Determinismus und Voluntarismus unterscheiden sich in der Antwort auf die Frage, ob der
Delinquent auch anders hätte handeln können. Beide Antworten klingen wie normale
Behauptungen, unterscheiden sich von ihnen aber dadurch, daß nicht klar ist, was als
Beweis oder Widerlegung gelten würde. Natürlich bestreitet der Voluntarist nicht Tatsachen
der Physiologie, Erziehungseinflüsse, sonstige Umgebungseinflüsse und der Determinist
nicht, daß der Delinquent sich seine Gedanken macht. Sie sind nur nicht einig darüber, ob
er auch anders hätte denken und handeln können. Und dafür lässt keiner irgendeinen Beweis
der Gegenposition oder irgendeine Widerlegung der eigenen gelten. D.h die Subsumtion
scheitert nicht an der praktischen Durchführung. Sondern daran, daß man nicht weiß, was zu
beweisen ist? Aber das hat man doch gesagt. Offenbar doch nicht, denn sonst müsste man
wissen, wann der Beweis zumindest theoretisch erbracht und wie er zu widerlegen wäre.
Nehmen wir den Satz "ich kann...". Das sind leere Worte, wenn ich nicht weiß,
was "..." bedeutet. Ich brauche eine Beschreibung oder Demonstration. Der Beweis
besteht dann darin, daß ich ... vorführe. Wenn ein Beweis aber nicht nur praktisch,
sondern prinzipiell nicht möglich sein sollte, sollte das nicht an der fehlenden Erklärung
von "..." liegen?
Wenn man dagegen unsere Freiheit darin sehen würde, daß wir Pläne machen und unser eigenes
Drehbuch schreiben können, würde sich der Widerspruch des jungen Manns auflösen. In den
alten Schriften steht, daß man das tun soll, aber auch, daß daraus meist sowieso nichts
wird und daß Spontaneität auch wichtig ist.
Claus
Am 30. Dez. 2019, 22:32, um 22:32, Rat Frag via Philweb <philweb(a)lists.philo.at>
schrieb:
[Philweb]
Hallo Liste,
ich ergreife wieder das Wort, um das Thema noch einmal von einer
anderen Seite aus zu behandeln.
Um bei diesem Thema voranzukommen, so glaube ich, ist es hilfreich,
wenn man noch mal die beiden "Eckpunkte" getrennt anschneidet.

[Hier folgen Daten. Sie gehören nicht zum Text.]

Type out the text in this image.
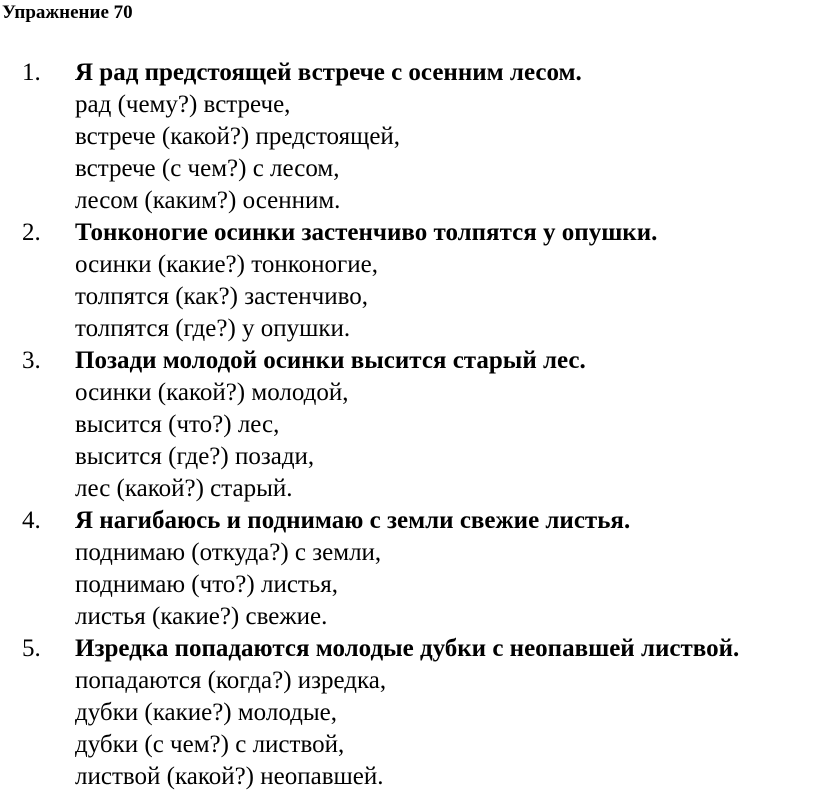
Упражнение 70
1. Я рад предстоящей встрече с осенним лесом.
рад (чему?) встрече,
встрече (какой?) предстоящей,
встрече (с чем?) с лесом,
лесом (каким?) осенним.
2. Тонконогие осинки застенчиво толпятся у опушки.
осинки (какие?) тонконогие,
толпятся (как?) застенчиво,
толпятся (где?) у опушки.
3. Позади молодой осинки высится старый лес.
осинки (какой?) молодой,
высится (что?) лес,
высится (где?) позади,
лес (какой?) старый.
4. Я нагибаюсь и поднимаю с земли свежие листья.
поднимаю (откуда?) с земли,
поднимаю (что?) листья,
листья (какие?) свежие.
5. Изредка попадаются молодые дубки с неопавшей листвой.
попадаются (когда?) изредка,
дубки (какие?) молодые,
дубки (с чем?) с листвой,
листвой (какой?) неопавшей.
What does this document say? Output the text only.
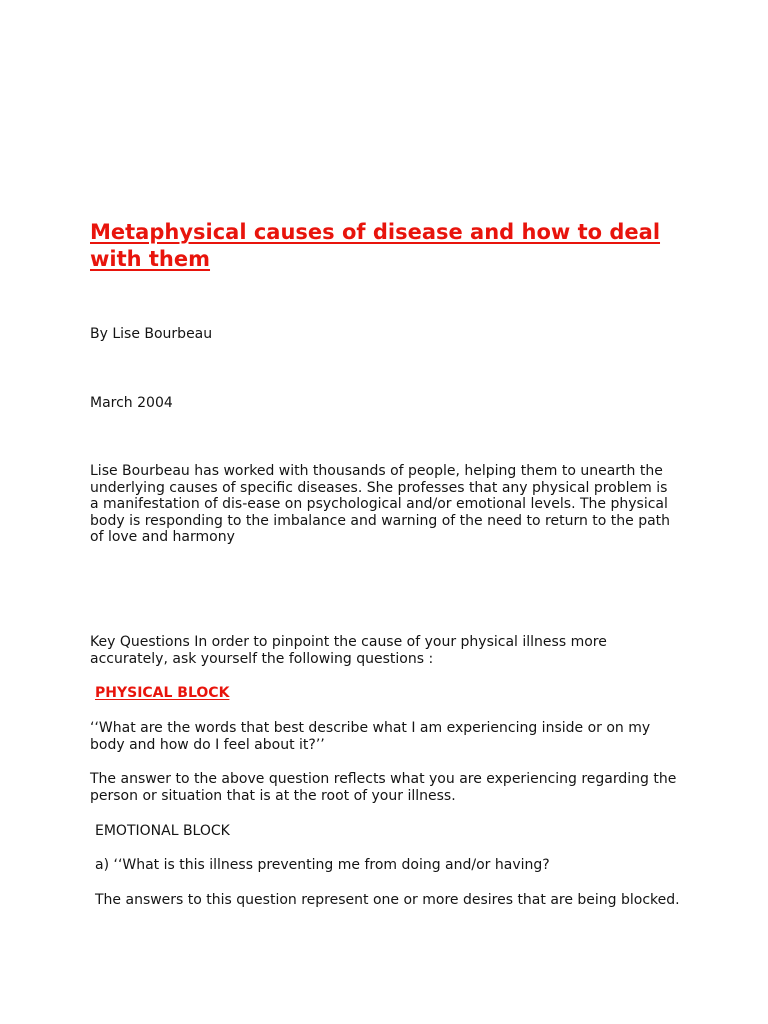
Metaphysical causes of disease and how to deal with them

By Lise Bourbeau

March 2004

Lise Bourbeau has worked with thousands of people, helping them to unearth the underlying causes of specific diseases. She professes that any physical problem is a manifestation of dis-ease on psychological and/or emotional levels. The physical body is responding to the imbalance and warning of the need to return to the path of love and harmony

Key Questions In order to pinpoint the cause of your physical illness more accurately, ask yourself the following questions :

PHYSICAL BLOCK

‘‘What are the words that best describe what I am experiencing inside or on my body and how do I feel about it?’’

The answer to the above question reflects what you are experiencing regarding the person or situation that is at the root of your illness.

EMOTIONAL BLOCK

a) ‘‘What is this illness preventing me from doing and/or having?

The answers to this question represent one or more desires that are being blocked.
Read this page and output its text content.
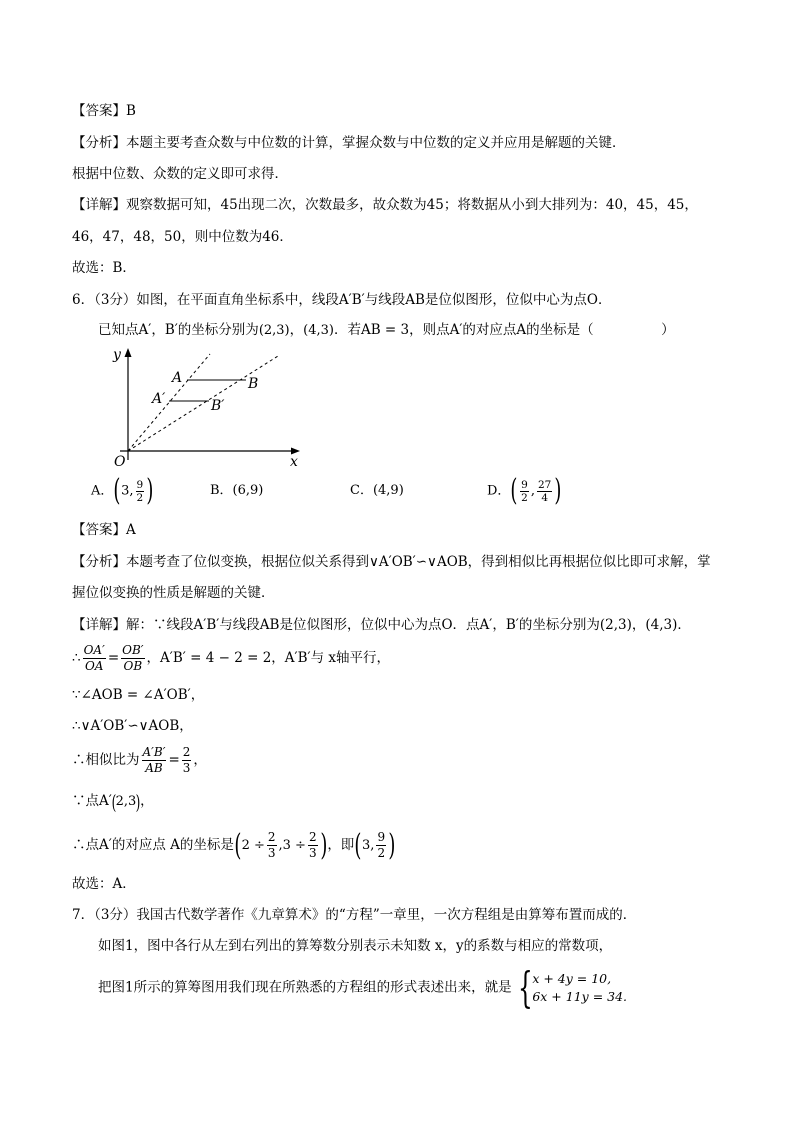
【答案】B
【分析】本题主要考查众数与中位数的计算，掌握众数与中位数的定义并应用是解题的关键．
根据中位数、众数的定义即可求得．
【详解】观察数据可知，45出现二次，次数最多，故众数为45；将数据从小到大排列为：40，45，45，
46，47，48，50，则中位数为46．
故选：B．
6．（3分）如图，在平面直角坐标系中，线段A′B′与线段AB是位似图形，位似中心为点O．
已知点A′，B′的坐标分别为(2,3)，(4,3)．若AB = 3，则点A′的对应点A的坐标是（　　　　　）
y
x
O
A	B
A′	B′
A．(3, $\frac{9}{2}$ )	B．(6,9)	C．(4,9)	D．( $\frac{9}{2}$ , $\frac{27}{4}$ )
【答案】A
【分析】本题考查了位似变换，根据位似关系得到∨A′OB′∽∨AOB，得到相似比再根据位似比即可求解，掌
握位似变换的性质是解题的关键．
【详解】解：∵线段A′B′与线段AB是位似图形，位似中心为点O．点A′，B′的坐标分别为(2,3)，(4,3)．
∴ $\frac{OA'}{OA} = \frac{OB'}{OB}$ ，A′B′ = 4 − 2 = 2，A′B′与 x轴平行，
∵∠AOB = ∠A′OB′，
∴∨A′OB′∽∨AOB，
∴相似比为 $\frac{A'B'}{AB} = \frac{2}{3}$ ，
∵点A′(2,3)，
∴点A′的对应点 A的坐标是($2 \div \frac{2}{3} ,3 \div \frac{2}{3}$ )，即(3, $\frac{9}{2}$ )
故选：A．
7．（3分）我国古代数学著作《九章算术》的“方程”一章里，一次方程组是由算筹布置而成的．
如图1，图中各行从左到右列出的算筹数分别表示未知数 x，y的系数与相应的常数项，
把图1所示的算筹图用我们现在所熟悉的方程组的形式表述出来，就是 { x + 4y = 10,
6x + 11y = 34.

1. Warum "Bewusstseinsspaltung"?
Ich schrieb ja zu beginn der "Dichterische Bewusstseinsspaltungen"
folgendes:
"//Ein junger Mann sitzt [..] vielleicht in seinem Zimmer, bis spät in
die Nacht und stellt sich selbst solche Fragen wie "soll ich studieren
oder ein Handwerk lernen?", "Soll ich wirklich 'Philosoph' werden oder
wäre es nicht vielfach klüger, etwas anderes zu werden?" oder "Ist die
Art und Weise, in der sich unsere Gesellschaft entwickelt gut? Was
bedeutet die Antwort auf die Frage für mich, werde ich nicht sowieso
mitmachen?"
In dem Moment macht auch Determinismus keinen Sinn//"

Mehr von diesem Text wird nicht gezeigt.